A lack of faith in the future. That could be the central problem with today’s perilous politics.
It’s an age-old dilemma because it’s far easier to tear down than to build up. Gravity and thermodynamics say so. For thousands of years, individuals or small groups struggled each day to to find food and shelter. Growing meant seizing land or treasure. Then the Industrial Revolution led to an escape from this zero-sum trap.
Technology and creative collaboration unleashed a positive-sum explosion not only in living standards and life spans but also in the total number of humans and the rights they enjoyed. Suddenly, radically different futures were possible. This novel ability to think about the future then propelled additional waves of investment, discovery, and equality.
Despite our riches, there’s evidence the rate of future-orienting activities has slowed in recent years. This downshift of constructive behaviors could be both a cause and effect of recent attacks on the American idea itself. If growth slows and opportunity recedes, many will question whether the system is fair. On the other hand, pessimistic zero-sum thinking can close off the vast opportunities of a collaborative, pluralistic society.
Americans aren’t moving from place to place or job to job like they used to. Geographic mobility is down. The rate of startup business formation has been falling for several decades, even for high-growth firms. As economists John Haltiwanger and Ryan Decker show, the rate of job reallocation – the sum of jobs created by expanding firms and jobs eliminated by shrinking firms – has also significantly declined. When fewer workers move toward more innovative firms, productivity and income growth slows. (See, for example, Leaving money on the table: Declining responsiveness and the productivity slowdown ; and What Happened to U.S. Business Dynamism?)
Smaller families could also be a sign of pessimism. Births per woman declined to 1.73 in 2018 from 2.12 in 2007, the biggest drop since the early 1970s.
Falling fertility and falling economic dynamism may be mutually reinforcing. Two essential inputs of child-rearing are health care and education, the cost of which has risen between two and four times the rate of inflation for four decades. Building human capital is increasingly expensive. Unlike other industries, health care and education have mostly resisted radical technological and entrepreneurial innovations which, in the rest of the economy, routinely deliver better products at lower prices. Throw in the rising cost of housing, another non-negotiable input, and children look like near term liabilities instead of long term assets.

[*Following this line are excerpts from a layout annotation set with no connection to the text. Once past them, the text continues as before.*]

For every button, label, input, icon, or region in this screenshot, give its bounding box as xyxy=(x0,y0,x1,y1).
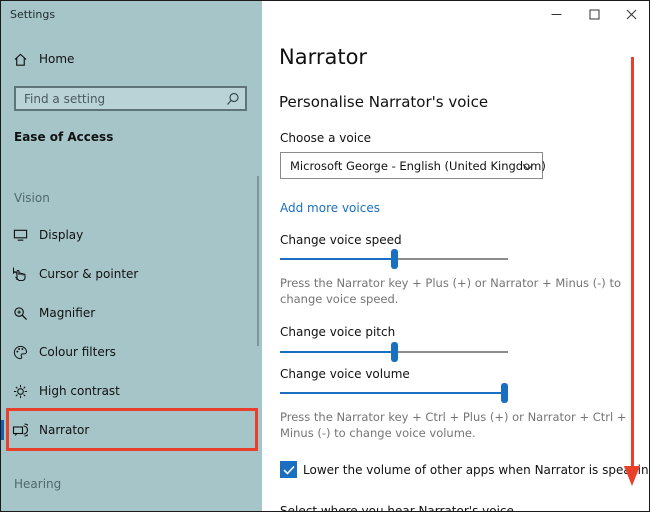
voice-pitch-slider[interactable] xyxy=(280,342,508,362)
slider-track-filled xyxy=(280,392,501,394)
voice-volume-help: Press the Narrator key + Ctrl + Plus (+)… xyxy=(280,410,627,440)
maximize-button[interactable] xyxy=(577,1,611,27)
select-voice-location-heading: Select where you hear Narrator's voice xyxy=(280,504,514,512)
slider-track xyxy=(398,258,508,260)
search-icon[interactable] xyxy=(226,91,240,105)
sidebar-item-label: High contrast xyxy=(39,384,120,398)
voice-speed-help: Press the Narrator key + Plus (+) or Nar… xyxy=(280,276,621,306)
search-input[interactable] xyxy=(16,88,221,109)
narrator-highlight-annotation xyxy=(6,408,258,451)
sidebar-item-label: Cursor & pointer xyxy=(39,267,139,281)
lower-volume-checkbox[interactable] xyxy=(280,461,297,478)
magnifier-icon xyxy=(12,305,28,321)
voice-volume-label: Change voice volume xyxy=(280,367,410,381)
group-label-hearing: Hearing xyxy=(14,477,62,491)
slider-thumb[interactable] xyxy=(391,342,398,362)
colour-filters-icon xyxy=(12,344,28,360)
page-title: Narrator xyxy=(279,45,368,69)
sidebar: Settings Home Ease of Access Vision Disp… xyxy=(1,1,262,511)
voice-dropdown-value: Microsoft George - English (United Kingd… xyxy=(290,159,546,173)
voice-dropdown[interactable]: Microsoft George - English (United Kingd… xyxy=(280,152,546,179)
section-title: Personalise Narrator's voice xyxy=(279,93,489,111)
sidebar-item-label: Colour filters xyxy=(39,345,116,359)
monitor-icon xyxy=(12,227,28,243)
settings-window: Settings Home Ease of Access Vision Disp… xyxy=(0,0,650,512)
slider-track xyxy=(398,351,508,353)
sidebar-item-label: Magnifier xyxy=(39,306,96,320)
sidebar-item-high-contrast[interactable]: High contrast xyxy=(1,373,262,409)
lower-volume-label: Lower the volume of other apps when Narr… xyxy=(303,463,650,477)
home-icon xyxy=(12,51,28,67)
sidebar-item-label: Display xyxy=(39,228,84,242)
checkmark-icon xyxy=(282,460,295,479)
main-panel: Narrator Personalise Narrator's voice Ch… xyxy=(262,1,650,512)
maximize-icon xyxy=(589,5,600,24)
slider-thumb[interactable] xyxy=(501,383,508,403)
arrow-head-icon xyxy=(624,466,640,486)
sidebar-item-colour-filters[interactable]: Colour filters xyxy=(1,334,262,370)
sidebar-scrollbar[interactable] xyxy=(257,176,259,346)
scroll-down-arrow-annotation xyxy=(631,57,634,467)
slider-track-filled xyxy=(280,351,391,353)
voice-volume-slider[interactable] xyxy=(280,383,508,403)
minimize-icon xyxy=(551,5,562,24)
section-heading: Ease of Access xyxy=(14,130,114,144)
high-contrast-icon xyxy=(12,383,28,399)
search-box[interactable] xyxy=(14,86,247,111)
choose-voice-label: Choose a voice xyxy=(280,131,372,145)
sidebar-item-display[interactable]: Display xyxy=(1,217,262,253)
voice-speed-slider[interactable] xyxy=(280,249,508,269)
sidebar-item-home[interactable]: Home xyxy=(1,41,262,77)
sidebar-item-cursor-pointer[interactable]: Cursor & pointer xyxy=(1,256,262,292)
slider-thumb[interactable] xyxy=(391,249,398,269)
slider-track-filled xyxy=(280,258,391,260)
add-more-voices-link[interactable]: Add more voices xyxy=(280,201,380,215)
sidebar-item-label: Home xyxy=(39,52,75,66)
cursor-pointer-icon xyxy=(12,266,28,282)
minimize-button[interactable] xyxy=(539,1,573,27)
sidebar-item-magnifier[interactable]: Magnifier xyxy=(1,295,262,331)
voice-pitch-label: Change voice pitch xyxy=(280,325,396,339)
close-button[interactable] xyxy=(614,1,648,27)
close-icon xyxy=(626,5,637,24)
voice-speed-label: Change voice speed xyxy=(280,233,402,247)
app-title: Settings xyxy=(10,8,56,21)
chevron-down-icon xyxy=(522,161,534,171)
group-label-vision: Vision xyxy=(14,191,50,205)
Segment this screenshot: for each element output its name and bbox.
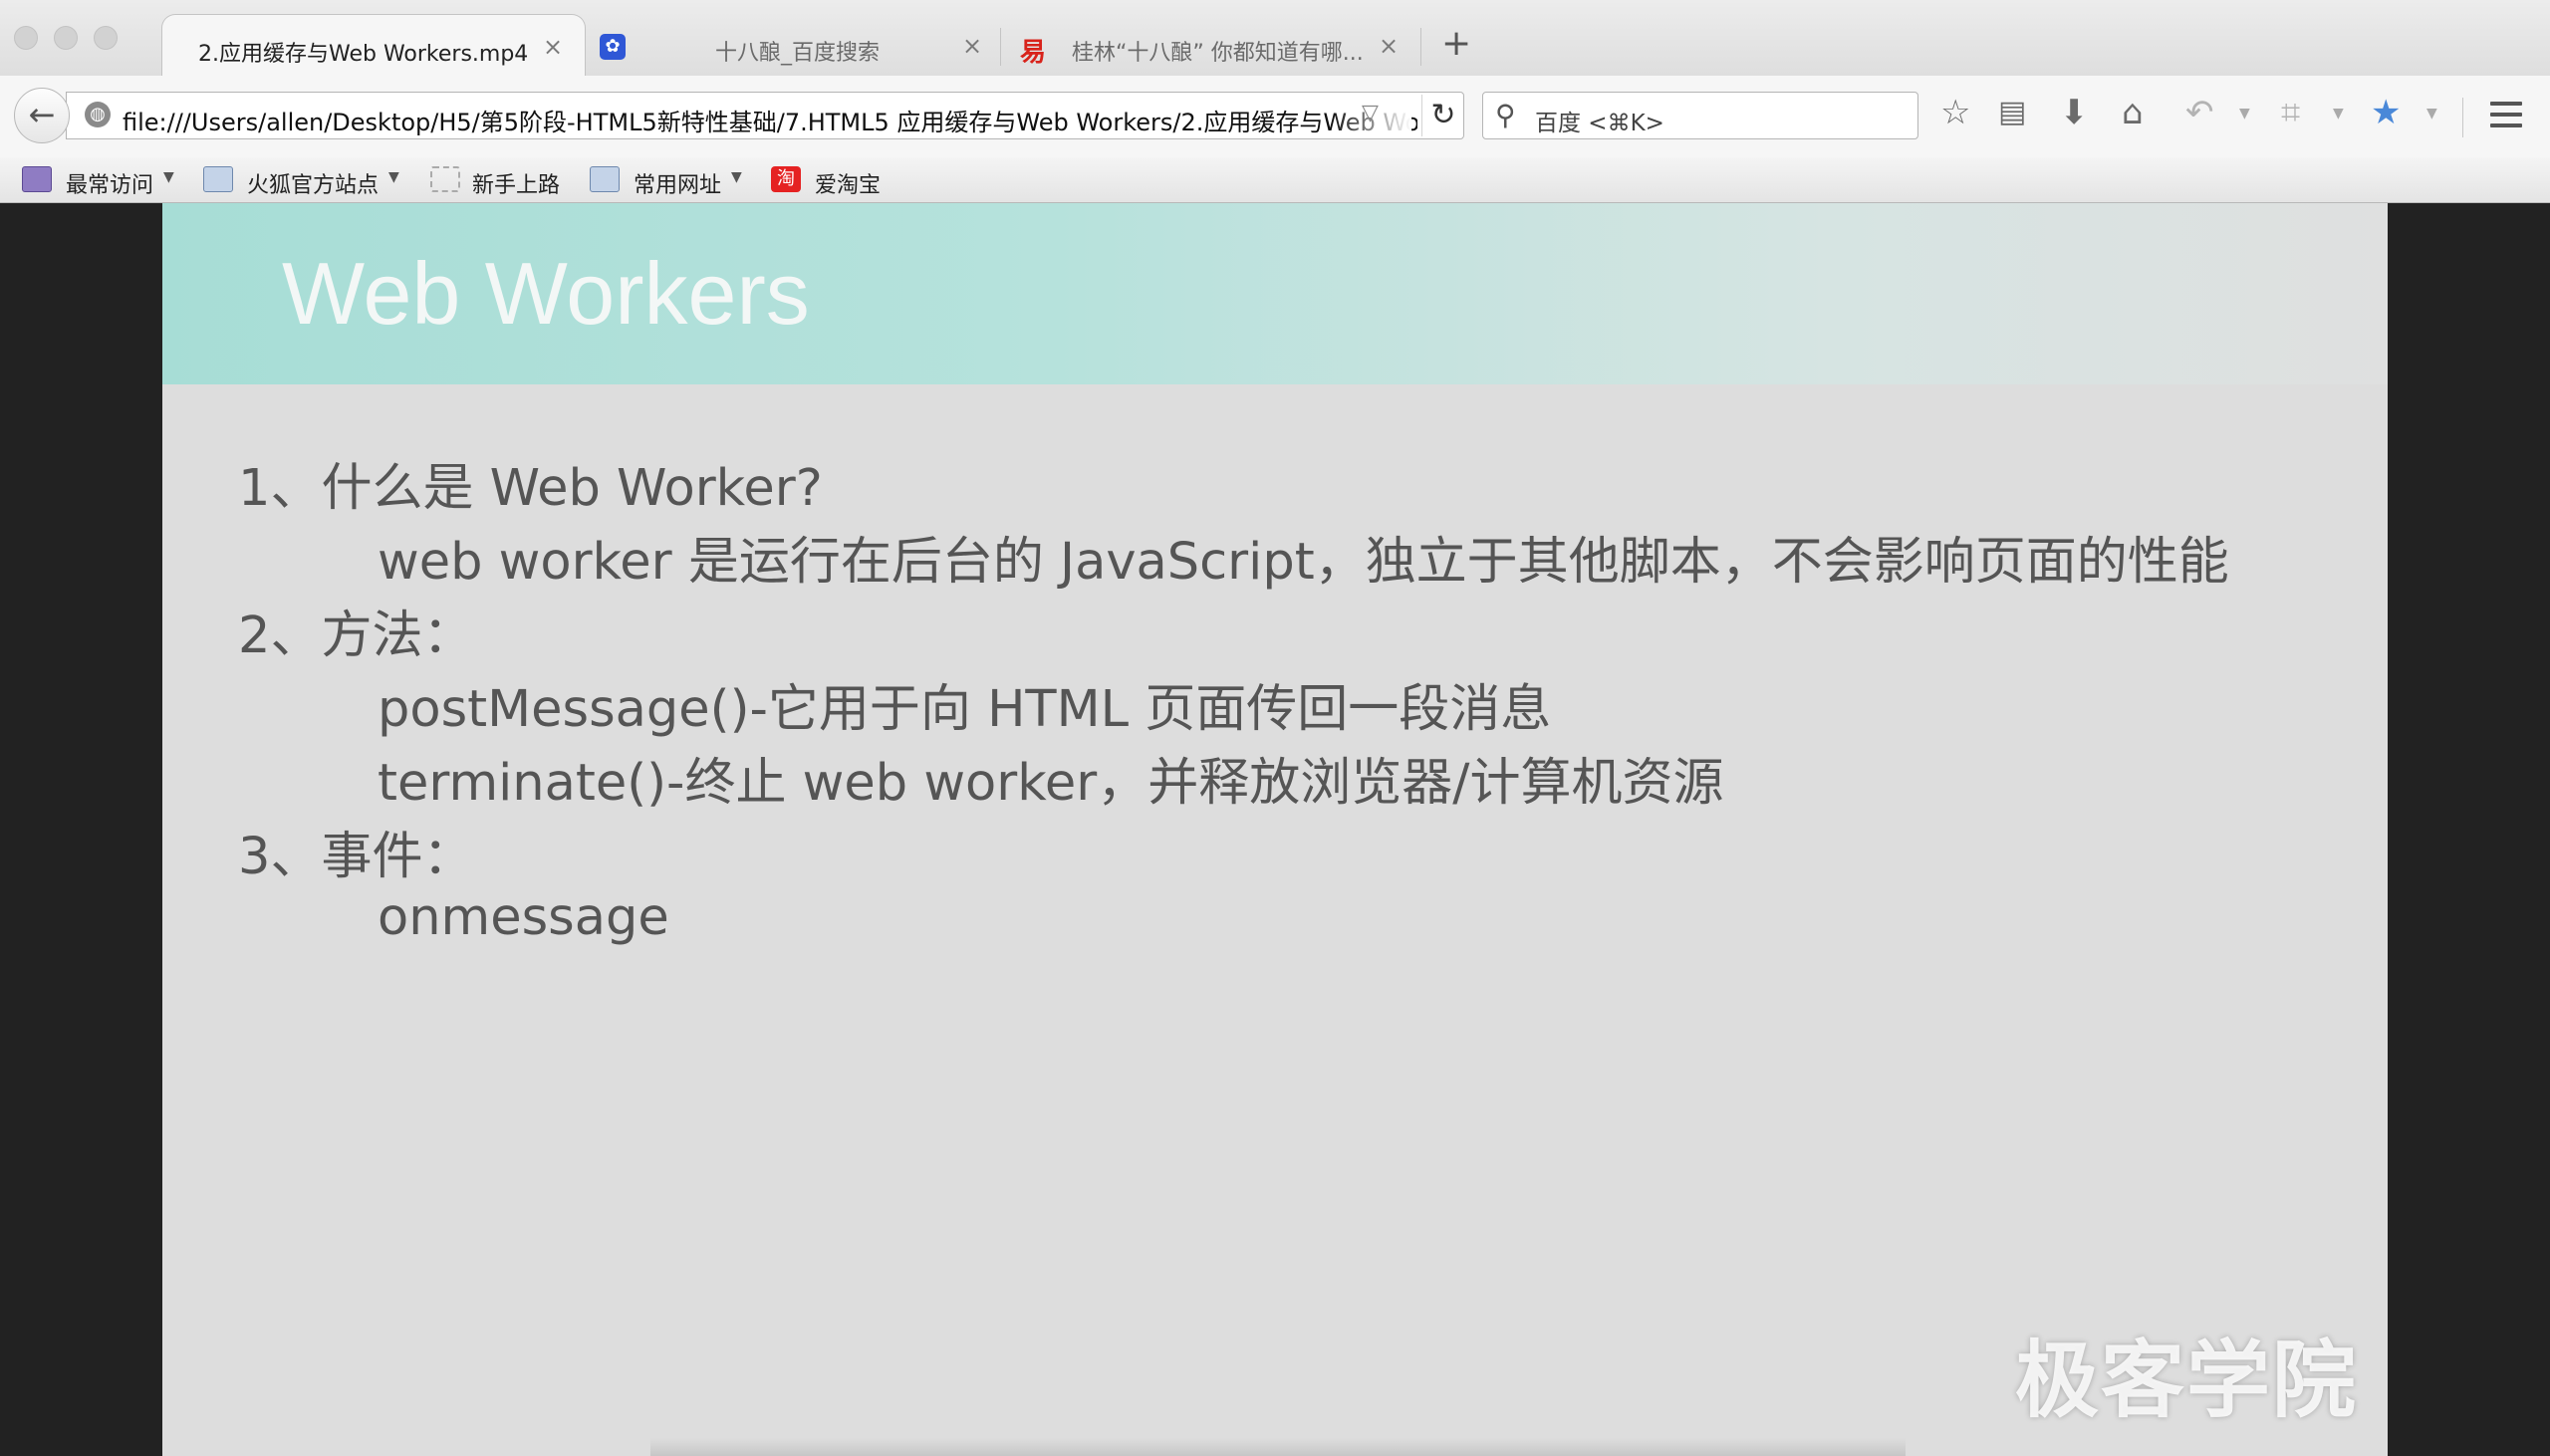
chevron-down-icon: ▼ <box>731 169 742 185</box>
tab-separator <box>1000 28 1001 66</box>
slide-bottom-shadow <box>650 1438 1906 1456</box>
slide-line-question: 1、什么是 Web Worker? <box>238 459 823 518</box>
back-arrow-icon: ← <box>28 96 56 133</box>
bookmark-firefox-sites[interactable]: 火狐官方站点 ▼ <box>203 165 412 198</box>
globe-icon[interactable]: ◍ <box>85 102 111 127</box>
slide-line-onmessage: onmessage <box>378 888 669 947</box>
video-frame-slide: Web Workers 1、什么是 Web Worker? web worker… <box>162 203 2388 1456</box>
history-dropdown-icon[interactable]: ▽ <box>1362 101 1379 125</box>
bookmark-label: 新手上路 <box>472 173 561 198</box>
tab-close-icon[interactable]: × <box>1379 32 1399 60</box>
url-text[interactable]: file:///Users/allen/Desktop/H5/第5阶段-HTML… <box>123 103 1417 137</box>
favorites-dropdown-icon[interactable]: ▼ <box>2426 106 2437 121</box>
tab-close-icon[interactable]: × <box>543 33 563 61</box>
slide-line-terminate: terminate()-终止 web worker，并释放浏览器/计算机资源 <box>378 754 1724 813</box>
slide-title: Web Workers <box>282 244 810 343</box>
search-placeholder: 百度 <⌘K> <box>1535 111 1664 136</box>
crop-icon[interactable]: ⌗ <box>2281 96 2300 129</box>
bookmark-label: 爱淘宝 <box>815 173 882 198</box>
slide-line-postmessage: postMessage()-它用于向 HTML 页面传回一段消息 <box>378 680 1552 739</box>
url-bar[interactable]: ◍ file:///Users/allen/Desktop/H5/第5阶段-HT… <box>66 92 1464 139</box>
crop-dropdown-icon[interactable]: ▼ <box>2333 106 2344 121</box>
undo-dropdown-icon[interactable]: ▼ <box>2239 106 2250 121</box>
taobao-icon: 淘 <box>771 166 801 192</box>
new-tab-button[interactable]: + <box>1441 26 1471 62</box>
navigation-bar: ◍ file:///Users/allen/Desktop/H5/第5阶段-HT… <box>0 76 2550 157</box>
home-icon[interactable]: ⌂ <box>2122 96 2144 129</box>
site-favicon-icon: 易 <box>1020 38 1047 68</box>
tab-close-icon[interactable]: × <box>962 32 982 60</box>
reading-list-icon[interactable]: ▤ <box>1998 98 2026 127</box>
undo-icon[interactable]: ↶ <box>2185 96 2214 129</box>
favorites-star-icon[interactable]: ★ <box>2371 96 2401 129</box>
bookmark-label: 火狐官方站点 <box>247 173 380 198</box>
bookmark-getting-started[interactable]: 新手上路 <box>430 165 590 198</box>
recent-icon <box>22 166 52 192</box>
tab-title: 桂林“十八酿” 你都知道有哪... <box>1072 41 1364 66</box>
bookmark-most-visited[interactable]: 最常访问 ▼ <box>22 165 181 198</box>
download-icon[interactable]: ⬇ <box>2060 96 2089 129</box>
slide-header: Web Workers <box>162 203 2388 384</box>
tab-separator <box>1420 28 1421 66</box>
tab-title: 2.应用缓存与Web Workers.mp4 <box>198 42 529 67</box>
bookmark-label: 最常访问 <box>66 173 154 198</box>
baidu-paw-icon: ✿ <box>600 34 626 60</box>
tab-baidu-search[interactable]: ✿ 十八酿_百度搜索 × <box>588 14 996 76</box>
toolbar-separator <box>2462 98 2463 137</box>
search-icon: ⚲ <box>1495 99 1516 131</box>
chevron-down-icon: ▼ <box>388 169 399 185</box>
back-button[interactable]: ← <box>14 88 70 143</box>
tab-guilin-article[interactable]: 易 桂林“十八酿” 你都知道有哪... × <box>1004 14 1422 76</box>
slide-line-definition: web worker 是运行在后台的 JavaScript，独立于其他脚本，不会… <box>378 533 2229 592</box>
hamburger-menu-icon[interactable] <box>2490 102 2522 134</box>
window-minimize-button[interactable] <box>54 26 78 50</box>
bookmarks-bar: 最常访问 ▼ 火狐官方站点 ▼ 新手上路 常用网址 ▼ 淘 爱淘宝 <box>0 157 2550 203</box>
bookmark-common-sites[interactable]: 常用网址 ▼ <box>590 165 759 198</box>
search-bar[interactable]: ⚲ 百度 <⌘K> <box>1482 92 1918 139</box>
bookmark-star-icon[interactable]: ☆ <box>1940 96 1970 129</box>
page-icon <box>430 166 460 192</box>
bookmark-taobao[interactable]: 淘 爱淘宝 <box>771 165 891 198</box>
window-zoom-button[interactable] <box>94 26 118 50</box>
bookmark-label: 常用网址 <box>634 173 722 198</box>
folder-icon <box>203 166 233 192</box>
slide-line-methods-heading: 2、方法： <box>238 607 474 665</box>
window-close-button[interactable] <box>14 26 38 50</box>
chevron-down-icon: ▼ <box>163 169 174 185</box>
tab-title: 十八酿_百度搜索 <box>715 41 881 66</box>
reload-button[interactable]: ↻ <box>1421 95 1464 136</box>
tab-strip: 2.应用缓存与Web Workers.mp4 × ✿ 十八酿_百度搜索 × 易 … <box>0 0 2550 76</box>
slide-line-events-heading: 3、事件： <box>238 828 474 886</box>
jikexueyuan-watermark-logo: 极客学院 <box>2015 1332 2359 1429</box>
tab-video[interactable]: 2.应用缓存与Web Workers.mp4 × <box>161 14 586 76</box>
folder-icon <box>590 166 620 192</box>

Before Covid-19 hit, we’d begun a modest multi-year economic acceleration, with higher productivity and wage growth spread more broadly across workers and industries. But the pandemic interrupted this mini-trend and once again blocked our view of the future. Extended lockdowns and school closures were based on a narrow, zero-risk mindset. A panic about daily survival turned into a medieval state of paralysis, superstition, and fury.
Today’s fashionable solutions to malaise could not be more counterproductive. Just like the failed economic collectivism of the 20th century, today’s woke-tivism is positively zero-sum.
Economic Marxism presumed permanent conflict between rigid classes of workers and owners, between labor and capital. Neo-Marxism presumes a permanent conflict between rigid groups based on identity and ideology. In both narratives, for some to rise up, it must come at the expense of those on top. There is no cooperative interplay.
Last century, that meant seizing the means of production. Today, it means seizing the means of influence – in companies, schools, and the media, on boards, in politics and university admissions, and on platforms, from social media to index funds.
But the means of production and of influence are not fixed. The miracle of technology is that we can build new machines and companies far better than the existing ones. Or create new information channels and institutions which expand the ability to speak, learn, and organize. For everyone of any identity.
The Internet’s ability to mitigate many of Covid’s worst effects is instructive. The pandemic-induced rise of telemedicine and remote education, although imperfect, is just a preview of the quality and cost revolutions coming to these previously impervious industries. Exploding information channels can expose corruption and injustice, find and fix elite errors, and help us stumble toward the truth.
Recommitting to the future, however, requires a basic agreement on bedrock American values, such as free speech and equal opportunity. The ferocious campaign to silence disfavored voices in all our institutions, especially on social media, is dangerous. The genius of the open society is that when the best ideas in science, business, and politics rise to the top, everybody wins.
Woke science, technology, and business won’t get us to Mars, cure Alzheimer’s, or harness fusion energy. Nor will it help us deter and win wars or find solutions to our most pressing social problems. It surely cannot generate the type of economic expansion which might support healthy families and broad-based income growth, helping us to pay our surging debts.
The Internet gives us history’s most powerful tools to collaborate and generate knowledge, wealth, and justice. But only if we allow the entrepreneurial, positive-sum, error-correcting codes of free speech and creative cooperation to flourish.